With no light currently at the end of the tunnel, some economists worry that a recession is inevitable. Others, like Douglas Holtz-Eakin, former head of the Congressional Budget Office, say everything should work out OK, so long as the Federal Reserve does not attempt to slow down the economy too hastily.
Holtz-Eakin, who is also the president of the conservative American Action Forum, told The Washington Post that the politicians in charge will be held to account for what inflation is doing to Americans’ pocketbooks.
“Presidents get blamed for what’s happening on their tenure,” Holtz-Eakin said. “That is what you’re seeing in the polling.”
So, whether Biden is making inflation his top priority to save face or to save America, at the end of the day, it seems clear that it must be done to help the economy get back on track and provide some relief to families in need of it.
Business owners are also feeling the effects of inflation, including Farshad Sayan, owner of Clevergreen Cleaners in the Boston area.
Sayan told The Washington Post that he has had to increase his prices by 15 to 20% to make up for the increase in materials and services costs needed to keep his business afloat.
At the same time, Sayan wonders if his customers will be able to keep up with his increase in prices, which he says puts him in a tricky position.
“Ordinary folks that have limited income — they do not necessarily get a cost of living increase, or they don’t have a lot of funds that are discretionary,” Sayan said. “So it’s, ‘Do I put fuel in my car to commute, or put food on my table, or do I not clean my pants and shirts for another two or three wears?’”
One industry which has been on a rollercoaster ride for some time now is housing, and, regardless of how much the Fed rate increases, it won’t help new homes get built any faster.
“It may slow the increase in inflation, but because it also increases the cost of badly needed housing production, it may not cut inflation,” David Dworkin, president and chief executive of the National Housing Conference, told The Washington Post. “So you could be creating a lot of economic pain and not getting the result.”
As of May, the country is short around 3 million to 5 million homes, and the problem is only exacerbated by rising borrowing and construction costs.
Not only are home builders not able to keep up, but prospective homeowners may be hard pressed to afford the soaring mortgage rates.
With so many Americans affected by inflation, and the problem only seeming to get worse, it does seem to appear that we have come to a breaking point.
And there are questions.

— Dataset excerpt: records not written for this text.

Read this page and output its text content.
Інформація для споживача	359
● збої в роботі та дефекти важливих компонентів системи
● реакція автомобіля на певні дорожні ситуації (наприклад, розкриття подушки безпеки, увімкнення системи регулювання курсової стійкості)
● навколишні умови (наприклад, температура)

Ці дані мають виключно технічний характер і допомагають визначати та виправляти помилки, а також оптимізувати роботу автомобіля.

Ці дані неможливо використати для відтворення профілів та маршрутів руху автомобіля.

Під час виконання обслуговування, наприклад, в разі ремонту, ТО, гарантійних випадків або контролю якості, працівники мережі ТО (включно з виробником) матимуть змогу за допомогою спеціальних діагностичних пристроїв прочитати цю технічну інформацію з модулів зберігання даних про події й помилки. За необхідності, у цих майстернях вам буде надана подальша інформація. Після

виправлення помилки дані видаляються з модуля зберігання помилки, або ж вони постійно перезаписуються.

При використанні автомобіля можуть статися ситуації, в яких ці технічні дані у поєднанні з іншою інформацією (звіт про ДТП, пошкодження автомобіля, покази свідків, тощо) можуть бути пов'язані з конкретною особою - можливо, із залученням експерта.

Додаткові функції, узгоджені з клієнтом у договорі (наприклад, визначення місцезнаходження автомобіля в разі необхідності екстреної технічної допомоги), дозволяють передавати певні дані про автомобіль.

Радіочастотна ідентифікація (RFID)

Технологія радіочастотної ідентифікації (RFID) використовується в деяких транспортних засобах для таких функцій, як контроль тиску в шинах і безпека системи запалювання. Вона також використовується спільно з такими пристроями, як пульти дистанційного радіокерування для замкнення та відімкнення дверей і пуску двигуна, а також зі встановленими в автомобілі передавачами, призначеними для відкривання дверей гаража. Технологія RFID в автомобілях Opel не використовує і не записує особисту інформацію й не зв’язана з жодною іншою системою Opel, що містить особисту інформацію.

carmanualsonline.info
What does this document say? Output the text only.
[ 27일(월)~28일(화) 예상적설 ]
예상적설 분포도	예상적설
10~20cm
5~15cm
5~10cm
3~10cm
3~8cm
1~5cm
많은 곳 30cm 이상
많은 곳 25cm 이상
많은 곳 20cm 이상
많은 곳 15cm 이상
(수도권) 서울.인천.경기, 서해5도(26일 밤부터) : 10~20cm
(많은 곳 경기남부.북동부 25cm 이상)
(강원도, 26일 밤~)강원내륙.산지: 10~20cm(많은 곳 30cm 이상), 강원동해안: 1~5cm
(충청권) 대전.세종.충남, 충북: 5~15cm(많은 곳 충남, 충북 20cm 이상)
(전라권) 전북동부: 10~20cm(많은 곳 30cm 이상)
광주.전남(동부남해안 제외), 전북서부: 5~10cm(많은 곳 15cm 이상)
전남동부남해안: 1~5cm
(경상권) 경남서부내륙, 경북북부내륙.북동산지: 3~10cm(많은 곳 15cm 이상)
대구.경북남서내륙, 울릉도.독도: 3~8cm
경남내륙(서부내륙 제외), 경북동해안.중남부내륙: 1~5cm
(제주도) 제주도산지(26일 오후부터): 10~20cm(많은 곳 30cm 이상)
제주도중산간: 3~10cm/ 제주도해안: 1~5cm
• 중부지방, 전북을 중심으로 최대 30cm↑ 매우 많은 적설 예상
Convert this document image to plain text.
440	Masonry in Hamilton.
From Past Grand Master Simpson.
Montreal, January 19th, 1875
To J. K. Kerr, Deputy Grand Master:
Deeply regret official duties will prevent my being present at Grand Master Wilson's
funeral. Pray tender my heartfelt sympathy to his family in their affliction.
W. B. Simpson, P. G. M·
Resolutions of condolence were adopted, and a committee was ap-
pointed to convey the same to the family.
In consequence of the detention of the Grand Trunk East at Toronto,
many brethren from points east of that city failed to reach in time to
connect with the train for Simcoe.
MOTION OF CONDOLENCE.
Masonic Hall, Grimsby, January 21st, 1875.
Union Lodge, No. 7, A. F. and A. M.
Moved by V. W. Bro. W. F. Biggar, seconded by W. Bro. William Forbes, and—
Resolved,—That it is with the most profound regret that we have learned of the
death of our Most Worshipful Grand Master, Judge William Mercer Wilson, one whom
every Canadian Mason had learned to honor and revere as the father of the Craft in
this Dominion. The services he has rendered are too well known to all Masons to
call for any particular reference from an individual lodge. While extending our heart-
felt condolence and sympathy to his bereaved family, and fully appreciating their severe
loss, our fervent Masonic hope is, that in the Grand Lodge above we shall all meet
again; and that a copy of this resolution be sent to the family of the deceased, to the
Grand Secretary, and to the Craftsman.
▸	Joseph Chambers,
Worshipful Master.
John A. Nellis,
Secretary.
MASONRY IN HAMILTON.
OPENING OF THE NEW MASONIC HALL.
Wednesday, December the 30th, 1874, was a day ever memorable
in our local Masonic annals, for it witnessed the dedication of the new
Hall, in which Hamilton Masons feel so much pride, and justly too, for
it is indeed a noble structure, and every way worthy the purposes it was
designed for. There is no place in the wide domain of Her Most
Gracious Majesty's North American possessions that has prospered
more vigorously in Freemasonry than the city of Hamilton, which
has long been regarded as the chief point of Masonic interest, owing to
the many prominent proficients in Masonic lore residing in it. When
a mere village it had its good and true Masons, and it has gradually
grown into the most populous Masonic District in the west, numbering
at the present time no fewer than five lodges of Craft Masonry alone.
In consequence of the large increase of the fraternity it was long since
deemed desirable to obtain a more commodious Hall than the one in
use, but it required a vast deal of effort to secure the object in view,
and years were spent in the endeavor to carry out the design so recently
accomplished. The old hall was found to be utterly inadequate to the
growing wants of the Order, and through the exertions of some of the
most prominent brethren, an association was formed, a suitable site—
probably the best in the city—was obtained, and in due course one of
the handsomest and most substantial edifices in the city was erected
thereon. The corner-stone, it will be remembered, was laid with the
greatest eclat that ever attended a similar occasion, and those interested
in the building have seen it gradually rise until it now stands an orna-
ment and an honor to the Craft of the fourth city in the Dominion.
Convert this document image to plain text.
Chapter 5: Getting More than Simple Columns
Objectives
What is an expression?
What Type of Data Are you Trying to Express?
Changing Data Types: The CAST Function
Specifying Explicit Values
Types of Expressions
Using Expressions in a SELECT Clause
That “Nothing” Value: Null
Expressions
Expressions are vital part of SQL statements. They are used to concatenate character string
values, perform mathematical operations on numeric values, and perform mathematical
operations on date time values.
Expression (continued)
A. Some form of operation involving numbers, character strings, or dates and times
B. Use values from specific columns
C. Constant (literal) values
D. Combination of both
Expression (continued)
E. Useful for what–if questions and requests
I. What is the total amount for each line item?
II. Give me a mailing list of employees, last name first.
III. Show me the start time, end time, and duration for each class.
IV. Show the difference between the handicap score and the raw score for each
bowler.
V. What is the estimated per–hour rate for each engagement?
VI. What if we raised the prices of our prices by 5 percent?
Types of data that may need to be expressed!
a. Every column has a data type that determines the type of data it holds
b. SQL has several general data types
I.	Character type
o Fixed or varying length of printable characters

Was the government too slow to boost rates or taking other measures to try and stimulate the economy?
In the end, it would appear that ultimately, it comes down to hindsight.
“As the revisions came in, a consensus grew that the labor market was much stronger than we originally thought,” Fed governor Christopher Waller said in a May speech. “If we knew then what we know now, I believe the Committee would have accelerated tapering and raised rates sooner. But no one knew, and that’s the nature of making monetary policy in real time.”